Chantix suffered a one-two punch yesterday, as a watchdog group's report linked the stop-smoking med to a wide variety of health and safety problems, and the Federal Aviation Administration told pilots and air traffic controllers not to use it. The FAA's decision directly affects only 150 pilots and 30 air traffic controllers known to be taking the drug, but it could lead to bans by other transportation agencies.
Potentially more damaging is the Institute for Safe Medication Practices' report, which analyzed the hundreds of adverse events reported to the FDA. More than 200 reports of suicide attempts or suicides, almost 400 of possible psychosis, and 525 of hostility or aggression were sent to the agency between May 2006 and December 2007. (Putting this in perspective, an estimated 6.5 million people have used the drug.)
Okay, we've known about Chantix's link to psychiatric side effects for some time; the FDA asked Pfizer to add warning language to the drug's label.
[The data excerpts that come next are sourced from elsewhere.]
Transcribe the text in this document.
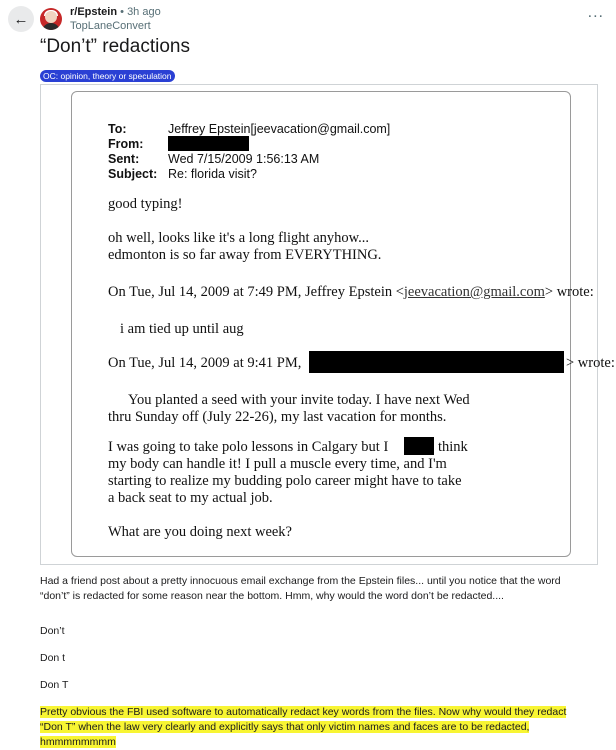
←	r/Epstein • 3h ago
TopLaneConvert
...
“Don’t” redactions
OC: opinion, theory or speculation
To:	Jeffrey Epstein[jeevacation@gmail.com]
From:
Sent: Wed 7/15/2009 1:56:13 AM
Subject: Re: florida visit?
good typing!
oh well, looks like it's a long flight anyhow...
edmonton is so far away from EVERYTHING.
On Tue, Jul 14, 2009 at 7:49 PM, Jeffrey Epstein <jeevacation@gmail.com> wrote:
i am tied up until aug
On Tue, Jul 14, 2009 at 9:41 PM,	> wrote:
You planted a seed with your invite today. I have next Wed
thru Sunday off (July 22-26), my last vacation for months.
I was going to take polo lessons in Calgary but I	think
my body can handle it! I pull a muscle every time, and I'm
starting to realize my budding polo career might have to take
a back seat to my actual job.
What are you doing next week?
Had a friend post about a pretty innocuous email exchange from the Epstein files... until you notice that the word
“don’t” is redacted for some reason near the bottom. Hmm, why would the word don’t be redacted....
Don’t
Don t
Don T
Pretty obvious the FBI used software to automatically redact key words from the files. Now why would they redact
“Don T” when the law very clearly and explicitly says that only victim names and faces are to be redacted,
hmmmmmmmm
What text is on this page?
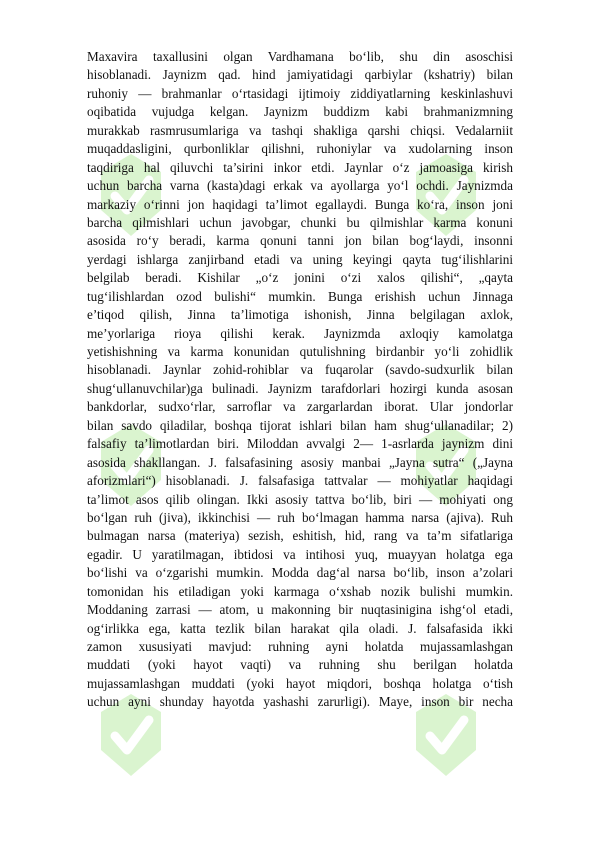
Maxavira taxallusini olgan Vardhamana bo‘lib, shu din asoschisi
hisoblanadi. Jaynizm qad. hind jamiyatidagi qarbiylar (kshatriy) bilan
ruhoniy — brahmanlar o‘rtasidagi ijtimoiy ziddiyatlarning keskinlashuvi
oqibatida vujudga kelgan. Jaynizm buddizm kabi brahmanizmning
murakkab rasmrusumlariga va tashqi shakliga qarshi chiqsi. Vedalarniit
muqaddasligini, qurbonliklar qilishni, ruhoniylar va xudolarning inson
taqdiriga hal qiluvchi ta’sirini inkor etdi. Jaynlar o‘z jamoasiga kirish
uchun barcha varna (kasta)dagi erkak va ayollarga yo‘l ochdi. Jaynizmda
markaziy o‘rinni jon haqidagi ta’limot egallaydi. Bunga ko‘ra, inson joni
barcha qilmishlari uchun javobgar, chunki bu qilmishlar karma konuni
asosida ro‘y beradi, karma qonuni tanni jon bilan bog‘laydi, insonni
yerdagi ishlarga zanjirband etadi va uning keyingi qayta tug‘ilishlarini
belgilab beradi. Kishilar „o‘z jonini o‘zi xalos qilishi“, „qayta
tug‘ilishlardan ozod bulishi“ mumkin. Bunga erishish uchun Jinnaga
e’tiqod qilish, Jinna ta’limotiga ishonish, Jinna belgilagan axlok,
me’yorlariga rioya qilishi kerak. Jaynizmda axloqiy kamolatga
yetishishning va karma konunidan qutulishning birdanbir yo‘li zohidlik
hisoblanadi. Jaynlar zohid-rohiblar va fuqarolar (savdo-sudxurlik bilan
shug‘ullanuvchilar)ga bulinadi. Jaynizm tarafdorlari hozirgi kunda asosan
bankdorlar, sudxo‘rlar, sarroflar va zargarlardan iborat. Ular jondorlar
bilan savdo qiladilar, boshqa tijorat ishlari bilan ham shug‘ullanadilar; 2)
falsafiy ta’limotlardan biri. Miloddan avvalgi 2— 1-asrlarda jaynizm dini
asosida shakllangan. J. falsafasining asosiy manbai „Jayna sutra“ („Jayna
aforizmlari“) hisoblanadi. J. falsafasiga tattvalar — mohiyatlar haqidagi
ta’limot asos qilib olingan. Ikki asosiy tattva bo‘lib, biri — mohiyati ong
bo‘lgan ruh (jiva), ikkinchisi — ruh bo‘lmagan hamma narsa (ajiva). Ruh
bulmagan narsa (materiya) sezish, eshitish, hid, rang va ta’m sifatlariga
egadir. U yaratilmagan, ibtidosi va intihosi yuq, muayyan holatga ega
bo‘lishi va o‘zgarishi mumkin. Modda dag‘al narsa bo‘lib, inson a’zolari
tomonidan his etiladigan yoki karmaga o‘xshab nozik bulishi mumkin.
Moddaning zarrasi — atom, u makonning bir nuqtasinigina ishg‘ol etadi,
og‘irlikka ega, katta tezlik bilan harakat qila oladi. J. falsafasida ikki
zamon xususiyati mavjud: ruhning ayni holatda mujassamlashgan
muddati (yoki hayot vaqti) va ruhning shu berilgan holatda
mujassamlashgan muddati (yoki hayot miqdori, boshqa holatga o‘tish
uchun ayni shunday hayotda yashashi zarurligi). Maye, inson bir necha
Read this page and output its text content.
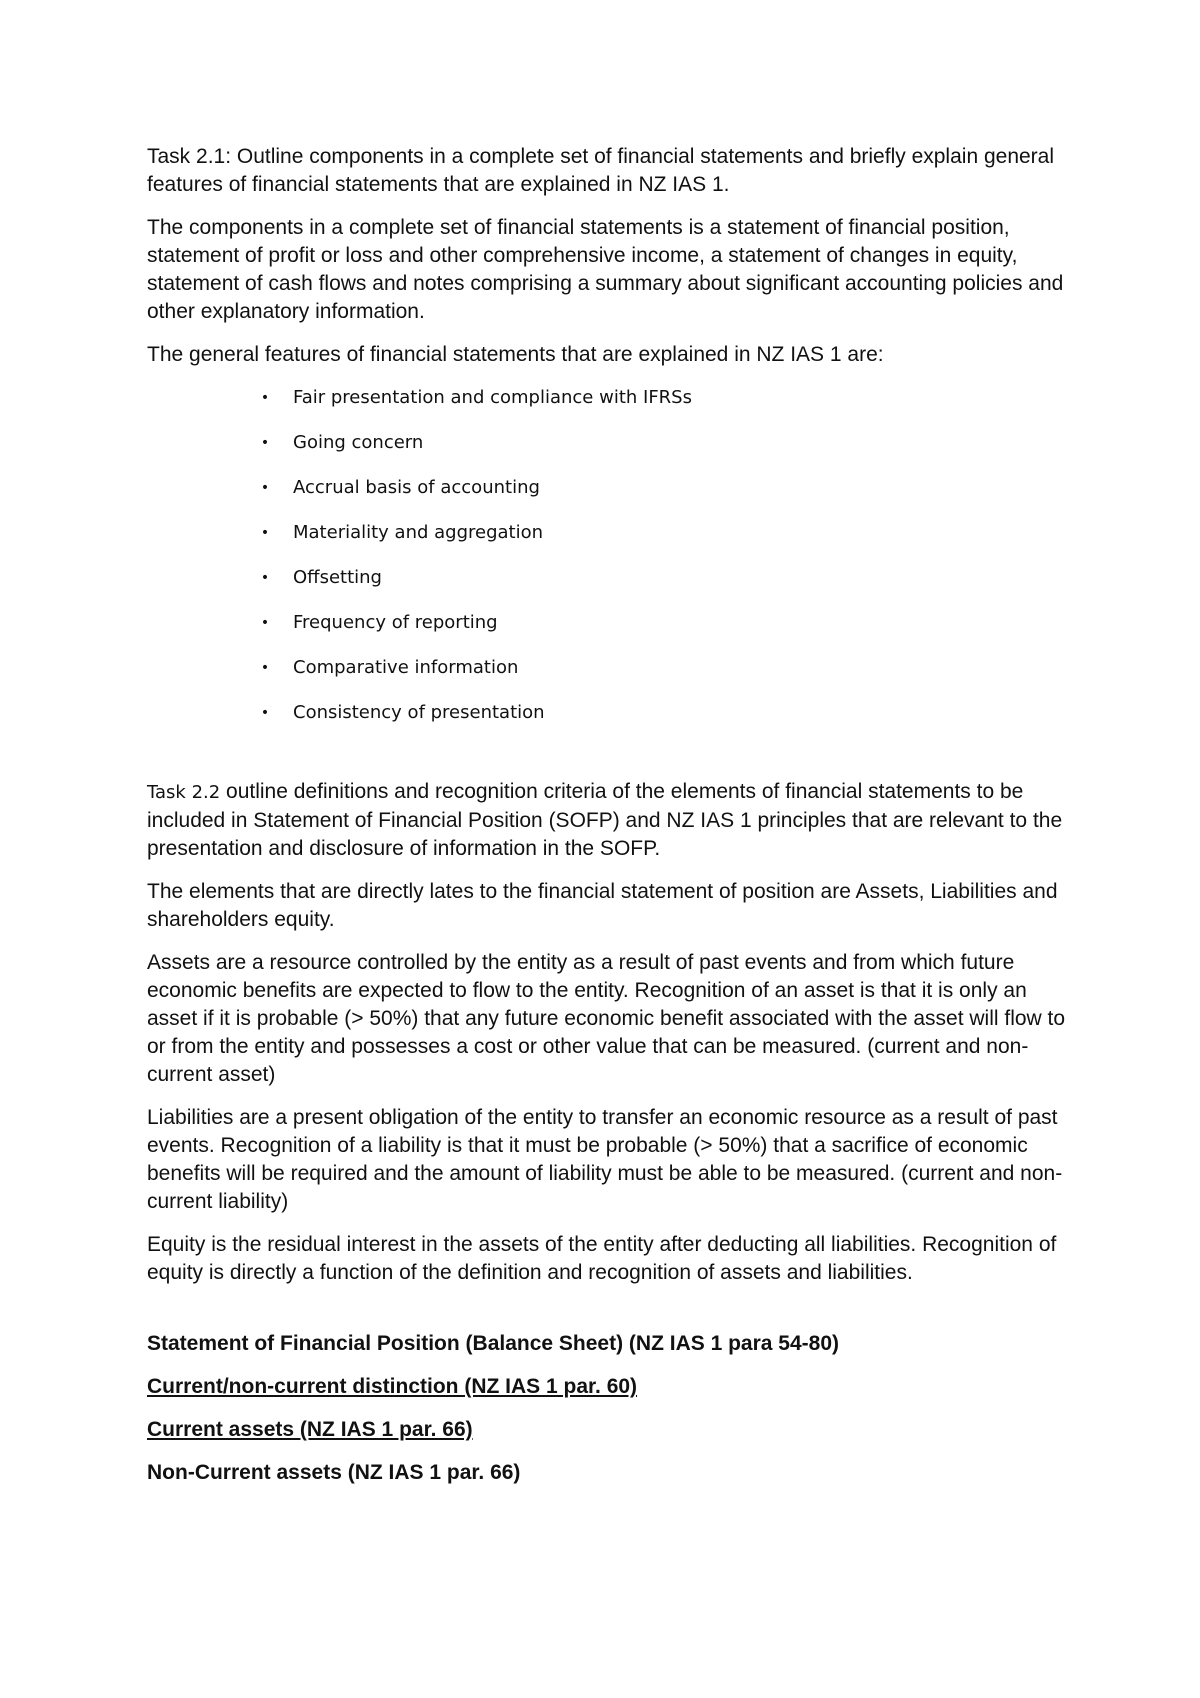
Task 2.1: Outline components in a complete set of financial statements and briefly explain general features of financial statements that are explained in NZ IAS 1.

The components in a complete set of financial statements is a statement of financial position, statement of profit or loss and other comprehensive income, a statement of changes in equity, statement of cash flows and notes comprising a summary about significant accounting policies and other explanatory information.

The general features of financial statements that are explained in NZ IAS 1 are:

• Fair presentation and compliance with IFRSs
• Going concern
• Accrual basis of accounting
• Materiality and aggregation
• Offsetting
• Frequency of reporting
• Comparative information
• Consistency of presentation

Task 2.2 outline definitions and recognition criteria of the elements of financial statements to be included in Statement of Financial Position (SOFP) and NZ IAS 1 principles that are relevant to the presentation and disclosure of information in the SOFP.

The elements that are directly lates to the financial statement of position are Assets, Liabilities and shareholders equity.

Assets are a resource controlled by the entity as a result of past events and from which future economic benefits are expected to flow to the entity. Recognition of an asset is that it is only an asset if it is probable (> 50%) that any future economic benefit associated with the asset will flow to or from the entity and possesses a cost or other value that can be measured. (current and non-current asset)

Liabilities are a present obligation of the entity to transfer an economic resource as a result of past events. Recognition of a liability is that it must be probable (> 50%) that a sacrifice of economic benefits will be required and the amount of liability must be able to be measured. (current and non-current liability)

Equity is the residual interest in the assets of the entity after deducting all liabilities. Recognition of equity is directly a function of the definition and recognition of assets and liabilities.

Statement of Financial Position (Balance Sheet) (NZ IAS 1 para 54-80)

Current/non-current distinction (NZ IAS 1 par. 60)

Current assets (NZ IAS 1 par. 66)

Non-Current assets (NZ IAS 1 par. 66)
And the Institute allowed that the number of reports might have been spurred upward by publicity surrounding a Dallas musician's bizarre behavior on Chantix. But nevertheless, the report said, Chantix's risks have been underestimated. The study's lead author called on Pfizer and the FDA to "immediately" strengthen warnings on Chantix's label and launch careful studies of the safety issues.
The new report also linked Chantix to other side effects: accidents and falls, potentially lethal heart rhythm problems, heart attacks, seizures, and diabetes. Rattled by the data--and by recent prescription trends, which have been decidedly downward--Wall Street analysts cut their sales forecasts for Chantix. Year over year, Chantix scrips have dropped 30 percent, and if they continue falling at that pace, "forecasts for Chantix could be too high by as much as $500 million to $1 billion by 2012," a Sanford Bernstein analyst wrote. That firm, for one, is cutting its 2008 forecasts--to $909 million in global sales from $1.14 billion--and 2012 numbers to $700 million from $1.6 million. For 2007, Chantix sales were $883 million.